Nos anos 1950, a visão da “inferioridade do negro” e da sua condição intrínseca de “classe baixa e desprezível” dominava ainda a sociedade brasileira como a sua principal cicatriz de atraso. Até mesmo nos desportos, onde parecia existir igualdade, havia ainda alguns clubes de futebol de capitais estaduais que não permitiam negros na sua equipa principal. (A crónica desportiva, inclusive, escrevia “colored” quando queria distinguir algum jogador negro. E os próprios negros se auto denominavam “morenos”. Ou “escurinhos”, quando a menção envolvia um gesto carinhoso.)

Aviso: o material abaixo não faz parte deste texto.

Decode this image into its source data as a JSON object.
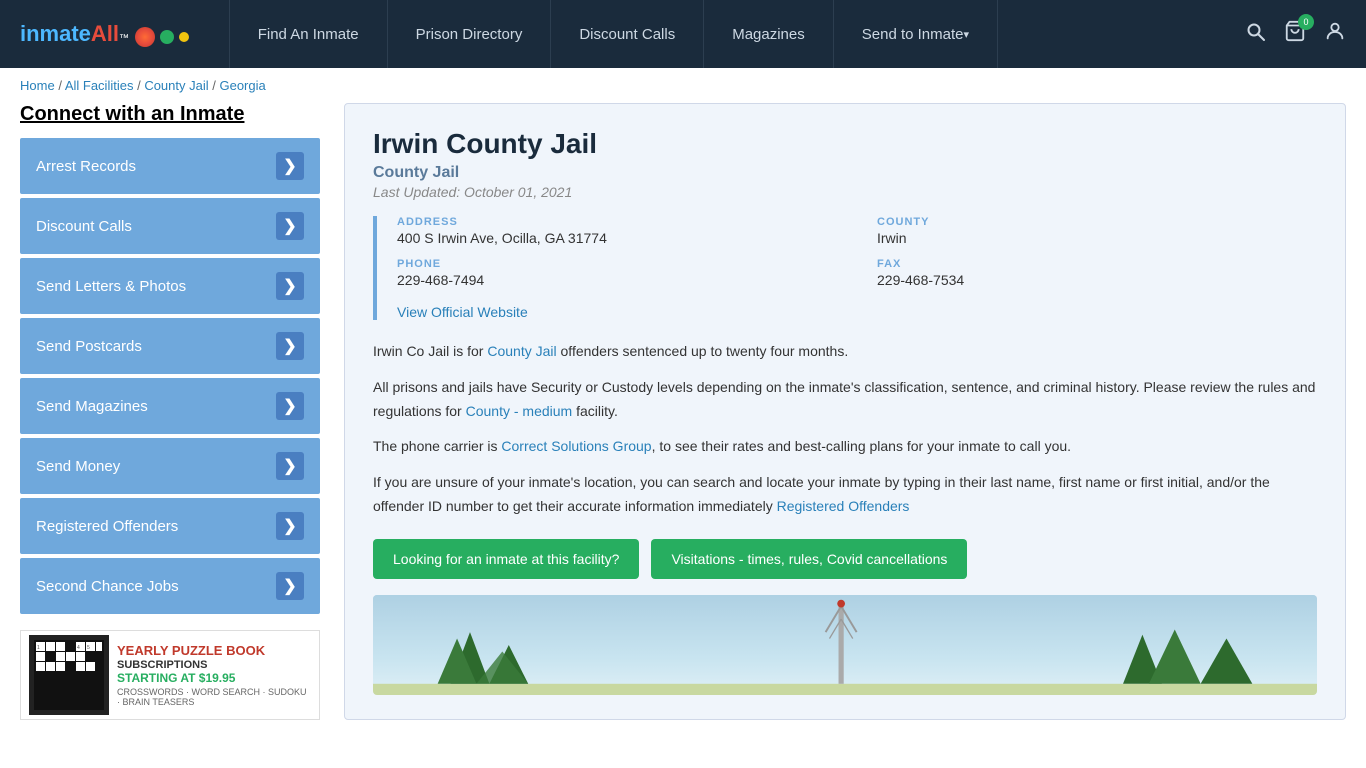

Todo o Brasil tinha orgulho de não imitar os Estados Unidos na discriminação brutal e violenta contra os negros, na época, mas boa parte dos brasileiros brancos – ricos ou pobres – envergonhava-se de mostrar em público os seus eventuais amigos negros.
Neste quadro, aquela fotografia de Gregório Fortunato penteando Getúlio Vargas espalhou-se naqueles dias [agosto de 1954] pelo país inteiro como “uma prova”.
Prova de quê? De que o Presidente da República dava intimidades a um negro. Ou que tinha um escravo negro investido da autoridade de ter poder até sobre os brancos.
Getúlio gostava daquele negro que lhe era submisso por fidelidade, não por outro interesse. A submissão por lealdade fazia-o sentir-se como tendo um escravo sem escravizá-lo: a sensação de poder ganhava novo contorno, próximo e doméstico, e a solidão se dispersava. Mesmo assim, aquele instantâneo fotográfico espalhado pelo país inteiro, em que Gregório penteia o cabelo de Getúlio, retratou apenas um fugaz momento. Foi talvez a única vez, mas Getúlio sentiu-se feliz e poderoso. No automóvel conversível, ao ar livre, o vento esvoaçando os ténues fios da cabeleira que já desaparecia, e Gregório ali – prestimoso e rápido –, arrumando-lhe os cabelos, dando-lhe a elegância que um Chefe de Estado merecia e necessitava para desfilar em carro aberto pelas ruas da cidade. Sim, mas a fotografia deu ao público a ideia de uma vaidade que ele não tinha. Ou que até poderia ter, mas que nunca aparentava ou não deixava transparecer – a da aparência física –, ainda que na verdade a cultivasse e a tivesse escondida, como escondia tudo o que ele gostava.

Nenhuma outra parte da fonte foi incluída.